Integrasi Epistemologi Islam dan Ilmu Linguistik dalam Kajian Bahasa Arab Modern
Kata Kunci:
Epistemologi Islam, Linguistik Modern, Kajian Bahasa ArabAbstrak
Kajian bahasa Arab modern sering kali memanfaatkan pendekatan linguistik kontemporer tanpa mempertimbangkan kerangka epistemologi Islam yang menjadi fondasi historis dan konseptualnya. Pemisahan ini menyebabkan analisis bahasa Arab terutama terhadap teks keagamaan kehilangan orientasi nilai, makna spiritual, serta tujuan komunikatif yang menjadi inti epistemologi Islam. Penelitian ini bertujuan untuk menjelaskan bagaimana epistemologi Islam yang mencakup konsep bayān, dalālah, maqāṣid al-kalām, serta struktur sumber pengetahuan Islam (wahyu, akal, dan pengalaman) dapat diintegrasikan dengan teori dan metode linguistik modern seperti semantik struktural, pragmatik, analisis wacana, dan sintaksis kontemporer.
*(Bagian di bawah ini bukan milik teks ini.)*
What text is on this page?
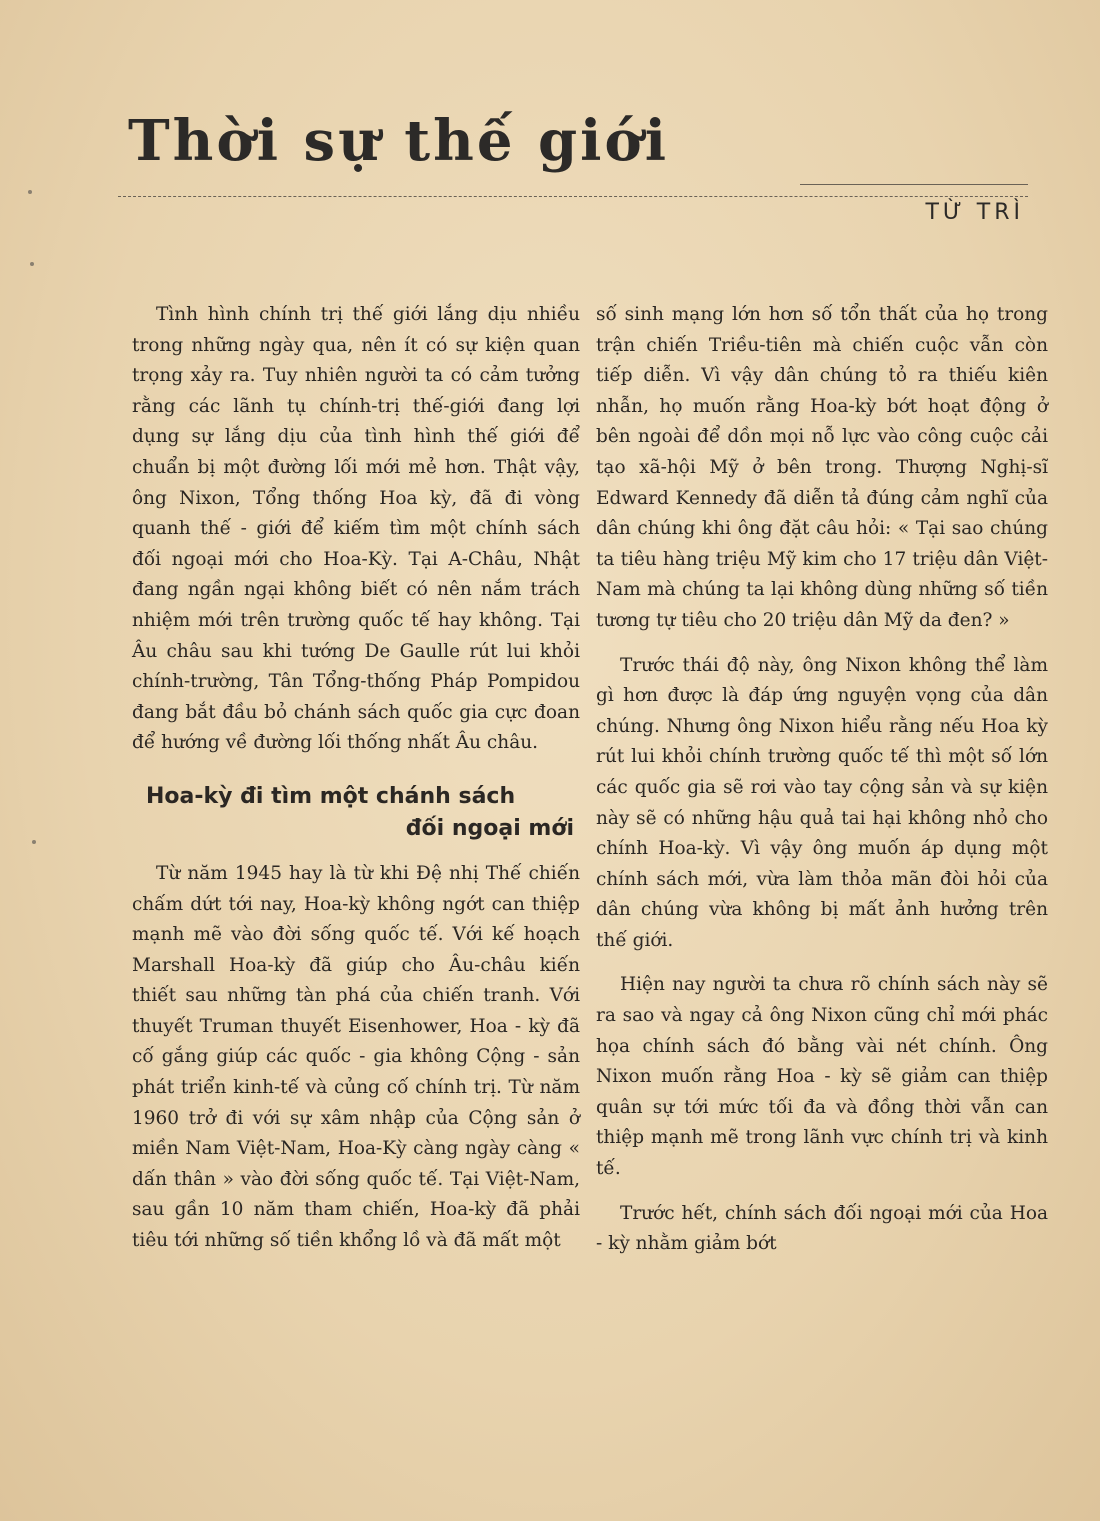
Thời sự thế giới
TỪ TRÌ

Tình hình chính trị thế giới lắng dịu nhiều trong những ngày qua, nên ít có sự kiện quan trọng xảy ra. Tuy nhiên người ta có cảm tưởng rằng các lãnh tụ chính-trị thế-giới đang lợi dụng sự lắng dịu của tình hình thế giới để chuẩn bị một đường lối mới mẻ hơn. Thật vậy, ông Nixon, Tổng thống Hoa kỳ, đã đi vòng quanh thế - giới để kiếm tìm một chính sách đối ngoại mới cho Hoa-Kỳ. Tại A-Châu, Nhật đang ngần ngại không biết có nên nắm trách nhiệm mới trên trường quốc tế hay không. Tại Âu châu sau khi tướng De Gaulle rút lui khỏi chính-trường, Tân Tổng-thống Pháp Pompidou đang bắt đầu bỏ chánh sách quốc gia cực đoan để hướng về đường lối thống nhất Âu châu.

Hoa-kỳ đi tìm một chánh sách
đối ngoại mới

Từ năm 1945 hay là từ khi Đệ nhị Thế chiến chấm dứt tới nay, Hoa-kỳ không ngớt can thiệp mạnh mẽ vào đời sống quốc tế. Với kế hoạch Marshall Hoa-kỳ đã giúp cho Âu-châu kiến thiết sau những tàn phá của chiến tranh. Với thuyết Truman thuyết Eisenhower, Hoa - kỳ đã cố gắng giúp các quốc - gia không Cộng - sản phát triển kinh-tế và củng cố chính trị. Từ năm 1960 trở đi với sự xâm nhập của Cộng sản ở miền Nam Việt-Nam, Hoa-Kỳ càng ngày càng « dấn thân » vào đời sống quốc tế. Tại Việt-Nam, sau gần 10 năm tham chiến, Hoa-kỳ đã phải tiêu tới những số tiền khổng lồ và đã mất một

số sinh mạng lớn hơn số tổn thất của họ trong trận chiến Triều-tiên mà chiến cuộc vẫn còn tiếp diễn. Vì vậy dân chúng tỏ ra thiếu kiên nhẫn, họ muốn rằng Hoa-kỳ bớt hoạt động ở bên ngoài để dồn mọi nỗ lực vào công cuộc cải tạo xã-hội Mỹ ở bên trong. Thượng Nghị-sĩ Edward Kennedy đã diễn tả đúng cảm nghĩ của dân chúng khi ông đặt câu hỏi: « Tại sao chúng ta tiêu hàng triệu Mỹ kim cho 17 triệu dân Việt-Nam mà chúng ta lại không dùng những số tiền tương tự tiêu cho 20 triệu dân Mỹ da đen? »

Trước thái độ này, ông Nixon không thể làm gì hơn được là đáp ứng nguyện vọng của dân chúng. Nhưng ông Nixon hiểu rằng nếu Hoa kỳ rút lui khỏi chính trường quốc tế thì một số lớn các quốc gia sẽ rơi vào tay cộng sản và sự kiện này sẽ có những hậu quả tai hại không nhỏ cho chính Hoa-kỳ. Vì vậy ông muốn áp dụng một chính sách mới, vừa làm thỏa mãn đòi hỏi của dân chúng vừa không bị mất ảnh hưởng trên thế giới.

Hiện nay người ta chưa rõ chính sách này sẽ ra sao và ngay cả ông Nixon cũng chỉ mới phác họa chính sách đó bằng vài nét chính. Ông Nixon muốn rằng Hoa - kỳ sẽ giảm can thiệp quân sự tới mức tối đa và đồng thời vẫn can thiệp mạnh mẽ trong lãnh vực chính trị và kinh tế.

Trước hết, chính sách đối ngoại mới của Hoa - kỳ nhằm giảm bớt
Dengan metode studi kepustakaan, penelitian ini menemukan bahwa epistemologi Islam dapat menjadi kerangka nilai dan orientasi makna, sedangkan linguistik modern berfungsi sebagai perangkat analisis ilmiah untuk memahami struktur dan penggunaan bahasa Arab. Integrasi keduanya menghasilkan pendekatan kajian yang lebih komprehensif, kontekstual, dan relevan untuk memahami teks Arab klasik maupun modern. Temuan ini menunjukkan bahwa integrasi epistemologi Islam dan linguistik modern tidak hanya memperkaya metodologi kajian bahasa Arab, tetapi juga membuka kemungkinan lahirnya paradigma linguistik Islam yang lebih sistematis dan menyeluruh.